El guion es el mismo de siempre: una licitación simulada, un “ganador” ya pactado de antemano y, casualmente, un íntimo amigo del alcalde al frente de la concesión. Negocio redondo, donde los que pagan el costo son los ciudadanos que verán cómo sus impuestos se transforman en millones para unos cuantos bolsillos privilegiados.

Lo más insultante es que el servicio se reducirá: antes había 21 rutas de recolección, hoy apenas serán 17, cuando ni con más camiones se daban abasto. Pero a Valenciano poco le importa si la ciudad se hunde en bolsas negras, olores nauseabundos y montones de basura en las esquinas. Lo importante es garantizar que su círculo cercano siga llenándose las manos, mientras la ciudadanía se queda con la inmundicia.

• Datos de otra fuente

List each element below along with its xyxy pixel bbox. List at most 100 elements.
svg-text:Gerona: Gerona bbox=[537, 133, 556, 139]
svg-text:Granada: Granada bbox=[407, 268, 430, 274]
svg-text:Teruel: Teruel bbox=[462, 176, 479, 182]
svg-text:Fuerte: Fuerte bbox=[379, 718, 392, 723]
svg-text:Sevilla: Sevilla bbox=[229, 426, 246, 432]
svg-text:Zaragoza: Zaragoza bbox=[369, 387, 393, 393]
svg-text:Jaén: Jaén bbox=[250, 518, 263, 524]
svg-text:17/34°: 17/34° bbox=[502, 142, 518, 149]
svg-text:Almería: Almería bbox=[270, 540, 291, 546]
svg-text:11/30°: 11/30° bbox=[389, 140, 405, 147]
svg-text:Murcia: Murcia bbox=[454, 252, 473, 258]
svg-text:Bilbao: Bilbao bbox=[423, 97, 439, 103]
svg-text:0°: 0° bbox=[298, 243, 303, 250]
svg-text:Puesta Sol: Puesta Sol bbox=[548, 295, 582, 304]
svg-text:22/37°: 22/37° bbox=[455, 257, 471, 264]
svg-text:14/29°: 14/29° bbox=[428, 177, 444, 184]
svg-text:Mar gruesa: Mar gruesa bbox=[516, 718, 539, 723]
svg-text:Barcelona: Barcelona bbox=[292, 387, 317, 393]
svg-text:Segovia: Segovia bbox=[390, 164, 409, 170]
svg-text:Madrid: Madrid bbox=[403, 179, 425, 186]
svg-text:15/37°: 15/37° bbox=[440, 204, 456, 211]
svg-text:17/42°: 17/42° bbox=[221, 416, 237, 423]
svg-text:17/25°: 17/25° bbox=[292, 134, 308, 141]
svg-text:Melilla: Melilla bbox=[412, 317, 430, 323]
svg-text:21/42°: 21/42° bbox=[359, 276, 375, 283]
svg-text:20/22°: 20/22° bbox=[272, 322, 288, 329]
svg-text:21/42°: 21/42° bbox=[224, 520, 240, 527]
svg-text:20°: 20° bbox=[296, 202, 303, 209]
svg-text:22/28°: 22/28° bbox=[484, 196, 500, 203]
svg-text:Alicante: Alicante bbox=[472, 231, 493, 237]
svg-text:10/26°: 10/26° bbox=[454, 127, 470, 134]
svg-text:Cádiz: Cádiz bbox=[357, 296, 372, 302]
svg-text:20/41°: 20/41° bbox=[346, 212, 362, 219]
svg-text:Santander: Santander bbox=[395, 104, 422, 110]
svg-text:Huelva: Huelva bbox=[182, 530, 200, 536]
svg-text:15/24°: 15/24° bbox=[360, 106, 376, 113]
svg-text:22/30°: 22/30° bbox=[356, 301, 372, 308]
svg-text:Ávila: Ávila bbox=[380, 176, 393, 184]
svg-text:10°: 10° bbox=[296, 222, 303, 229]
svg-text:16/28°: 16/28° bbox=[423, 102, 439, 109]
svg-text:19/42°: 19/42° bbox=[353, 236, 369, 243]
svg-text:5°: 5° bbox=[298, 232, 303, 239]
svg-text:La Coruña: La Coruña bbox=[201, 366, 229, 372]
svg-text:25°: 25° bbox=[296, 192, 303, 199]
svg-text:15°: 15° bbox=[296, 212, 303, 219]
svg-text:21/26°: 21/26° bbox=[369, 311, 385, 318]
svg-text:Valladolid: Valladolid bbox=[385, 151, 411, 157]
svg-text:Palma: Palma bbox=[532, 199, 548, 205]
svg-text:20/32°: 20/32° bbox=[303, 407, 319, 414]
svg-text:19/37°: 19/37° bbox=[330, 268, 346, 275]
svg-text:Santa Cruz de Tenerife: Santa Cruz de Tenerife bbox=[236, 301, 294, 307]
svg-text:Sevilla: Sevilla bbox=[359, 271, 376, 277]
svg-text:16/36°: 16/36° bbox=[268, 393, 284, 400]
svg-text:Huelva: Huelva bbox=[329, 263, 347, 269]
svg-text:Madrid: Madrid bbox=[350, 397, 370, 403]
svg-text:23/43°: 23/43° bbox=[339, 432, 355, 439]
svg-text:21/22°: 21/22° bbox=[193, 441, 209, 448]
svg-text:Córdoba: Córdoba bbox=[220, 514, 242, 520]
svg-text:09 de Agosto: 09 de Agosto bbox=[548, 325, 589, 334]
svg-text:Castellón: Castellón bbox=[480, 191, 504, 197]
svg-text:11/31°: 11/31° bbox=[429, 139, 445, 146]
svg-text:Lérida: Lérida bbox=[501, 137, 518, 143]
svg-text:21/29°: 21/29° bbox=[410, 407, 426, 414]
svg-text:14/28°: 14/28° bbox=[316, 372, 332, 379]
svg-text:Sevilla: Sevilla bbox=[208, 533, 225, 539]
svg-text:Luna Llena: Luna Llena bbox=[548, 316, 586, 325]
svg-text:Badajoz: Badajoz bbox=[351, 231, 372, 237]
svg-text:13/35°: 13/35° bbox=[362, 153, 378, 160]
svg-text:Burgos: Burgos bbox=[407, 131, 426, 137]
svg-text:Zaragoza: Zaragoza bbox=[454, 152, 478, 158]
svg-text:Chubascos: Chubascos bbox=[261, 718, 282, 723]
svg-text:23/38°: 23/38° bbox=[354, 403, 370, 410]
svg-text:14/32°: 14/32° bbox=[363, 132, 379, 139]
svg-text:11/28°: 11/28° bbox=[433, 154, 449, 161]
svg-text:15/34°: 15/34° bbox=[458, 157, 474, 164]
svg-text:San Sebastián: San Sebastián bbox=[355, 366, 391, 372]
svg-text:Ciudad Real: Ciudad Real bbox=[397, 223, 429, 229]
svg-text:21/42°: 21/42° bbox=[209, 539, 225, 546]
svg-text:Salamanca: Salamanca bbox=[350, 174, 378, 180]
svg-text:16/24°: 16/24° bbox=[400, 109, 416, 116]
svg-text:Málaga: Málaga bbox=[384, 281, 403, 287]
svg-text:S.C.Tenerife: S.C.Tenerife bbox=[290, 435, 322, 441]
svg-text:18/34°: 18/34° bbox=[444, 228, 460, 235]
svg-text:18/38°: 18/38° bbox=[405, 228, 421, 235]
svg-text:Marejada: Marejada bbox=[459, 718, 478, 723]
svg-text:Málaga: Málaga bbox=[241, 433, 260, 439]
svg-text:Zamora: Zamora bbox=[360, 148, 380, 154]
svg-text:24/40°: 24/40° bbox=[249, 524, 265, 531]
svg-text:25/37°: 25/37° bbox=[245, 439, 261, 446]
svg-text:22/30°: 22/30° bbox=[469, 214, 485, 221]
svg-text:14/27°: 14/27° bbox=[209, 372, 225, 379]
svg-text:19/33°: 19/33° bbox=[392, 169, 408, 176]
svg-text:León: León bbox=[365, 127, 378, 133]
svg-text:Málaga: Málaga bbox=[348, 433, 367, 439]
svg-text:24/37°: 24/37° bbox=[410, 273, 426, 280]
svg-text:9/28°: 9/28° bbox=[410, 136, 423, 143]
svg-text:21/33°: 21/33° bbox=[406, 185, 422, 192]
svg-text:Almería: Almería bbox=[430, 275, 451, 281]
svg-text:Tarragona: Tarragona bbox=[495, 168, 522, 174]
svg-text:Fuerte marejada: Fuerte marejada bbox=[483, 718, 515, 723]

En Delicias, muchos callan por miedo o indiferencia, pero cada vez son más los que se hartan de estos robos oficiales disfrazados de contratos legales. Algunos ciudadanos ya preparan su “sorpresita” para un alcalde que piensa que puede seguir viendo a la gente como cliente cautivo de sus tranzas.

El futuro inmediato está claro: o Delicias vuelve a ser la “ciudad limpia” que alguna vez presumió, o sus habitantes aprenderán a convivir entre la corrupción y la basura. En ambos casos, el responsable ya tiene nombre y apellido: Jesús Valenciano.